Why Belmonte's 148 at the U.S. Open wasn't that bad

By Jef Goodger

You invited your friend over to watch the U.S. Open. Your friend doesn't watch bowling and only showed up because you said you'd buy the beer. You assured him he'd become a bowling fan after the show. After all, the best bowler-maybe ever-was bowling in the second match (and maybe the third and fourth matches).

You instantly regretted your phrasing because it then took you the entire opening match to explain the stepladder format to your friend, who loudly wondered how that's fair to the guy in the lead. You assured your friend that's why first place pays only five cents more than second, at which point your friend loudly wondered how that's fair to the winner.

There wasn't any time to get into fairness because Jason Belmonte, the man you'd been hyping so intensely to your friend as the best to ever play, was about to take the lanes.

Belmonte shot 148.

"This guy sucks," said your friend. "I can shoot 148. He's the best ever? I'm the best ever."

We can debate several points here regarding who is actually the best ever, whether it's wise to make the best players in the world struggle beyond belief so they look like fools to outsiders or whether you should remain friends with this jerk (no), but let's get into the actual game. Why did Belmonte roll the lowest TV score of his career?

Anthony Simonsen defeated Bill O'Neill to earn a match with Belmonte. In itself, Simonsen/Belmonte is a compelling match, but particularly here as Simonsen could've become the youngest bowler to win three majors (he's already the youngest to win two and one) and Belmonte could've become the third player ever to win the Super Slam of all five majors (Mike Aulby and Norm Duke being the others). This was a rematch of the 2019 PBA Players Championship, which Simonsen won and delayed Belmonte's record-breaking major count. Slightly.

The point: these are two of the absolute best bowlers in the world. Probably even better than your friend, whom you've since kicked out of your house.

Belmonte's first shot was exceptional. His second shot was good, too, but the 8-pin stood. The third frame was nearly a replay of his first shot. Three shots that could've been strikes, a lead and some swagger, and you were feeling pretty good about your proclamation to your stupid friend.

In the fourth frame, Belmonte didn't get the ball far enough to the right, but he was also facing the suddenly amplifying transition. Shooting straight at the 3-6-9-10, Belmonte wrapped the 6 around the 10, excruciatingly close to hitting it.

Next, Belmonte said something about his battery pack, which was interpreted as a re-rack, which he was issued but didn't want, then had to take because it was already happening, but wasn't charged because of the confusion.

After that confounding bit of fun, Belmonte left the Greek Church in the fifth, perplexing even himself. "Come on," he said to no one in particular. "Man, that was pretty close."

Belmonte knows when he's close or not. Generally, being close doesn't result in a count of five on a shot. Opting to go for the conversion rather than the count, Belmonte slid the 4-pin over into the 9, essentially getting the count in a strange way, but still, another open frame on a shot that was "pretty close."
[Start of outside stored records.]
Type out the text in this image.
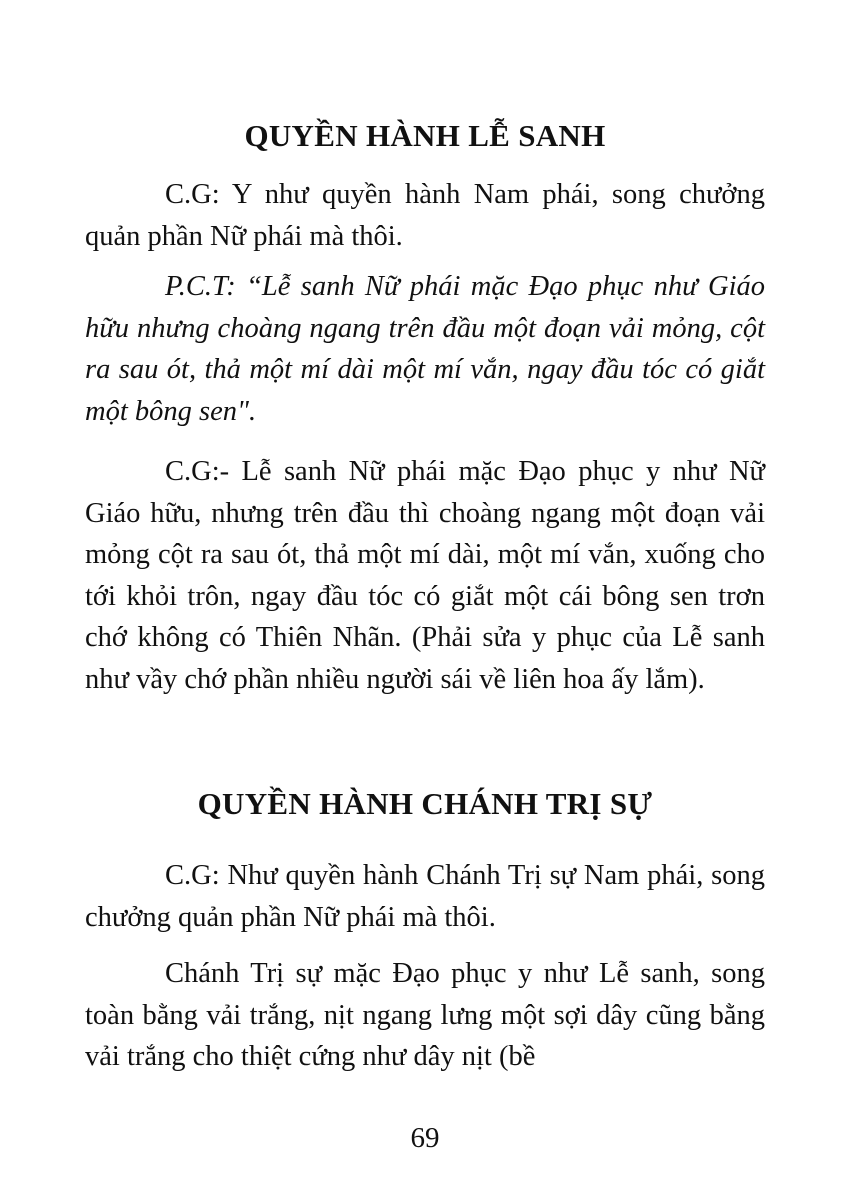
QUYỀN HÀNH LỄ SANH

C.G: Y như quyền hành Nam phái, song chưởng quản phần Nữ phái mà thôi.

P.C.T: “Lễ sanh Nữ phái mặc Đạo phục như Giáo hữu nhưng choàng ngang trên đầu một đoạn vải mỏng, cột ra sau ót, thả một mí dài một mí vắn, ngay đầu tóc có giắt một bông sen".

C.G:- Lễ sanh Nữ phái mặc Đạo phục y như Nữ Giáo hữu, nhưng trên đầu thì choàng ngang một đoạn vải mỏng cột ra sau ót, thả một mí dài, một mí vắn, xuống cho tới khỏi trôn, ngay đầu tóc có giắt một cái bông sen trơn chớ không có Thiên Nhãn. (Phải sửa y phục của Lễ sanh như vầy chớ phần nhiều người sái về liên hoa ấy lắm).

QUYỀN HÀNH CHÁNH TRỊ SỰ

C.G: Như quyền hành Chánh Trị sự Nam phái, song chưởng quản phần Nữ phái mà thôi.

Chánh Trị sự mặc Đạo phục y như Lễ sanh, song toàn bằng vải trắng, nịt ngang lưng một sợi dây cũng bằng vải trắng cho thiệt cứng như dây nịt (bề

69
In the sixth, he did the same thing he did in the fourth, but this time converted the 3-6-9-10. Again, his first shot wasn't that far off. Count didn't affect him here because of the open in the fifth, but after three shots that all could've struck to start the game, then three "pretty close" shots to follow, Belmonte sat with a mere 86 plus the value of his next shot after six, trailing in the match.

A huge move right in the seventh frame looked like a good one as he struck. The same shot on the left lane in the eighth cut through the middle for another five count. The 3-4-6-7-10 is makeable, but not this time, leaving another frame open.

Meanwhile, Simonsen wasn't exactly dominating the lanes, even whiffing on a single pin in the ninth.

Another excellent shot for Belmonte in the ninth took down all 10 before a decent shot on the left lane left a 2-8-10 in his final frame. He got one of them on the spare attempt.

He wasn't perfect. He didn't love every shot off his hand, but he didn't hate any of them either. He was simply punished severely for every slight deviation in his execution.

So, while this 148 game was actually an excellent opportunity for you to explain how good Belmonte truly is to your friend (the big move in the seventh, for instance), you'd have to begin so far back-starting by explaining there is oil on the lanes and moving on from there-that neither you nor your friend would have the patience.

The lanes were truly that hard. Still, like a fly out to the warning track in one ballpark that would've been a home run in Yankee Stadium, 148 stands as the lowest score of Belmonte's career.

Sure, your friend will never trust you again and he'll certainly never watch bowling again, but you tried. And although your effort was valiant-like Belmonte's-it just wasn't good enough.